4.4 Scatter plots
When to use: Scatter plots are useful for showing correlation or clustering in large datasets, particularly when the order of points in the dataset is not essential (for example, if not collected over time). Trend lines can also be used to show linear or exponential relationships in positive or negative directions, while also having the ability to highlight outliers.
In our case study, we created a scatter plot that charts the household sizes of our respondents and the number of days the food security assistance lasts the households. Given that food security assistance is often a standardized size (or value, in the case of cash-based assistance), our hypothesis was that the length of time food security assistance lasts decreases according to the size of the household.
As seen above, through our plots and the trendline, there is a clear pattern showing that the number of days food security assistance lasts decreases in relation to the size of households.

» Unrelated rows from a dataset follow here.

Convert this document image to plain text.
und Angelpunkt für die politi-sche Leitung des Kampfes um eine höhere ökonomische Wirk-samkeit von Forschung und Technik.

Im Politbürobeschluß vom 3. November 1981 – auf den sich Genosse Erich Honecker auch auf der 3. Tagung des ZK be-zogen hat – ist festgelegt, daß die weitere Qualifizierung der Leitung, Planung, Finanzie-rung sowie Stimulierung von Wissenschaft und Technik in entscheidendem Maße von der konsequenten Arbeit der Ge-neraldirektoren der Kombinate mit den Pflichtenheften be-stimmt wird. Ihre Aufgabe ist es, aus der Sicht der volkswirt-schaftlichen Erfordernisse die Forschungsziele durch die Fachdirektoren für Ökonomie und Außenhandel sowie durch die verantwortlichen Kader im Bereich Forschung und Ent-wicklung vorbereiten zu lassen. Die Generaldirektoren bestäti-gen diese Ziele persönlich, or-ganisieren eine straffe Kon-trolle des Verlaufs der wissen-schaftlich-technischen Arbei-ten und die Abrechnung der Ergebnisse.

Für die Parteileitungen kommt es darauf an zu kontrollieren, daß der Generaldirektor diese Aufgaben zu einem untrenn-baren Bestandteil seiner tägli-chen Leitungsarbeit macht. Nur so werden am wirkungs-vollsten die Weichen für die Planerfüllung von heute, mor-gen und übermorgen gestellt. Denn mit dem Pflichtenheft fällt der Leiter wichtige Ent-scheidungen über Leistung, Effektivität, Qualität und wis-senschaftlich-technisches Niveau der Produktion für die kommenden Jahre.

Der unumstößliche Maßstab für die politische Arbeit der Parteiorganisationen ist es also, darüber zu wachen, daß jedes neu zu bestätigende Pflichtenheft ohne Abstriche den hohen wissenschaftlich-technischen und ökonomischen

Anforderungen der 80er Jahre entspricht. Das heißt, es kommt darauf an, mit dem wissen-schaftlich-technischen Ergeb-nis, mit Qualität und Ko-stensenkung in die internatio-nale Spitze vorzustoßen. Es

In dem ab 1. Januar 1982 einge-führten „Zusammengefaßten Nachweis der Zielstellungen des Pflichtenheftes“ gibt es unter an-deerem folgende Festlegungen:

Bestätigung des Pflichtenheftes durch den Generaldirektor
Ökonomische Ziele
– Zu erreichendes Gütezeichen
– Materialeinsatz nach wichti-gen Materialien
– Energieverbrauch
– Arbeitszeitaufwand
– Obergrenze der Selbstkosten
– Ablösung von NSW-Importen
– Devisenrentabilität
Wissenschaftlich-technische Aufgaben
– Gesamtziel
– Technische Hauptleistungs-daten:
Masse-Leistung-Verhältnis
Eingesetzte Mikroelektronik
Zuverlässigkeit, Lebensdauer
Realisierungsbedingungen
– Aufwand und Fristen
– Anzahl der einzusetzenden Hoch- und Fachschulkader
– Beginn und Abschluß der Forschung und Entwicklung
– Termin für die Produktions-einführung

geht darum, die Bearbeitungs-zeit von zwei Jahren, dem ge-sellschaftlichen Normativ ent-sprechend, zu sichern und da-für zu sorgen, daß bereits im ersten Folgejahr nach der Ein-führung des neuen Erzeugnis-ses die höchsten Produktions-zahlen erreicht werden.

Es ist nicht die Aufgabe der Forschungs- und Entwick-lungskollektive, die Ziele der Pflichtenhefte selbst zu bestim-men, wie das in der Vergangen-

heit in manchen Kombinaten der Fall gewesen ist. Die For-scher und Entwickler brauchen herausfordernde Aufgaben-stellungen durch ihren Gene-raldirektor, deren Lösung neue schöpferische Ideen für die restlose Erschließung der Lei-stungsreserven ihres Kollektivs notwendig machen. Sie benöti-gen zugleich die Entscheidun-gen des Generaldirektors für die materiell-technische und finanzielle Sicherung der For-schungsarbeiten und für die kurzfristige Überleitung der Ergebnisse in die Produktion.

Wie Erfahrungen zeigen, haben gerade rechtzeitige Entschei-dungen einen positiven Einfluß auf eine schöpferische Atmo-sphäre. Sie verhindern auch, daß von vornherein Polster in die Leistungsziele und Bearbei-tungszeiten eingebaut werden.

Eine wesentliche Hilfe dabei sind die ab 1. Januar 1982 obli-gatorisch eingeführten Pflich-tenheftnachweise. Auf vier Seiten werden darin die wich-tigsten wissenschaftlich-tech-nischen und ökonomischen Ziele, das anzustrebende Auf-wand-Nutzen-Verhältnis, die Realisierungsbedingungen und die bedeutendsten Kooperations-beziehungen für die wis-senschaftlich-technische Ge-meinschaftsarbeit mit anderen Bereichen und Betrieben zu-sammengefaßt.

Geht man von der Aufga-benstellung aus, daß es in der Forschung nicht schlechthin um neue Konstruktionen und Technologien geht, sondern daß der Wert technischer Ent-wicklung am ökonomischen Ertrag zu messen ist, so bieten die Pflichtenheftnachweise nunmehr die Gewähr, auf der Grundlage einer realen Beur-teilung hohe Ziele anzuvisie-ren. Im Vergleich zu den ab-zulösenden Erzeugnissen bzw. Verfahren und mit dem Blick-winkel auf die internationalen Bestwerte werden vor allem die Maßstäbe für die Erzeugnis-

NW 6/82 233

Best practices: It is best to only ever include a maximum of 2 trend lines, as otherwise he relationships between variables can become crowded and difficult to decipher. Scatter plots should also only be used on quantitative variables.
When to avoid: Scatter plot diagrams only provide value in seeing patterns if there is a large dataset, so avoid when there are not many data points. Also, scatter plots only provide visual value if they show a clear correlation or clustering among two variables. Because they can only be used with quantitative variables, scatter plots are therefore not relevant with regards to frequency distribution (common in the humanitarian sector).